Complete step by step answer
Let the mutual inductance between the two loops be $M$ .
Let us represent the situation given by the figure below.

Let us assume that a current of $I$ is flowing in the bigger circular loop. Due to this current in the bigger loop, there will be a magnetic field set up at its centre. This magnetic field is given by
$\Rightarrow B = \dfrac{{{\mu _0}I}}{{2{R_1}}}$ ……………………..(1)
According to the question, ${R_1} > > {R_2}$ , that is, the radius of the smaller loop is negligible as compared to that of the bigger loop. As both the loops are placed with their centers coinciding, so the whole area of the smaller loop can be assumed to be placed at the centre of the bigger loop. So the magnetic field within the region of the circular loop can be approximated to that produced by the bigger loop at its centre. So the magnetic flux linked with the smaller loop is given by
$\Rightarrow \varphi = {\rm B}{\rm A}$
We know that the area of the circular loop is $A = \pi R_2^2$ . Also from (1) we have $B = \dfrac{{{\mu _0}I}}{{2{R_1}}}$ . Substituting these above, we get the flux linkage as
$\Rightarrow \varphi = \dfrac{{{\mu _0}I\pi R_2^2}}{{2{R_1}}}$ ……………………..(2)
Now, we know that the flux linkage can also be written as
$\Rightarrow \varphi = {\rm M}{\rm I}$ …………………….(3)
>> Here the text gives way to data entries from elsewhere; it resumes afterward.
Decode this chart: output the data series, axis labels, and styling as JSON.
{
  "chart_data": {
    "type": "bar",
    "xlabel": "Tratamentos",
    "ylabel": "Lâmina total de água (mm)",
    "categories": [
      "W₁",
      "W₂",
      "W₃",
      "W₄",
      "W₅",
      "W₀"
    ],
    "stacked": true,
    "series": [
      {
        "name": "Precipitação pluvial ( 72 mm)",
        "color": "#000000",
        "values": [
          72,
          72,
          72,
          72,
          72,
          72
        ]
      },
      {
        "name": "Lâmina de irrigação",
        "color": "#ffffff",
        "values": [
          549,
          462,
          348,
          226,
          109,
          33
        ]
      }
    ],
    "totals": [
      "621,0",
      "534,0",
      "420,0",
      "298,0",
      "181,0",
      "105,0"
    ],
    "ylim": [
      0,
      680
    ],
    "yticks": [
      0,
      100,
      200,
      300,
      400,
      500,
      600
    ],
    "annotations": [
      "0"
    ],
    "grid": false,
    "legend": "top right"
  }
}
Equating (2) and (3) we have
$\Rightarrow {\rm M}{\rm I} = \dfrac{{{\mu _0}I\pi R_2^2}}{{2{R_1}}}$
Finally, on cancelling $I$ from both the sides, we get
$\Rightarrow {\rm M} = \dfrac{{{\mu _0}\pi R_2^2}}{{2{R_1}}}$.

Note
The mutual inductance discussed in this question is the basic principle for the operation of electric devices such as transformers, electric motors, generators etc. These all have coils which interact with the magnetic field produced by the other coils.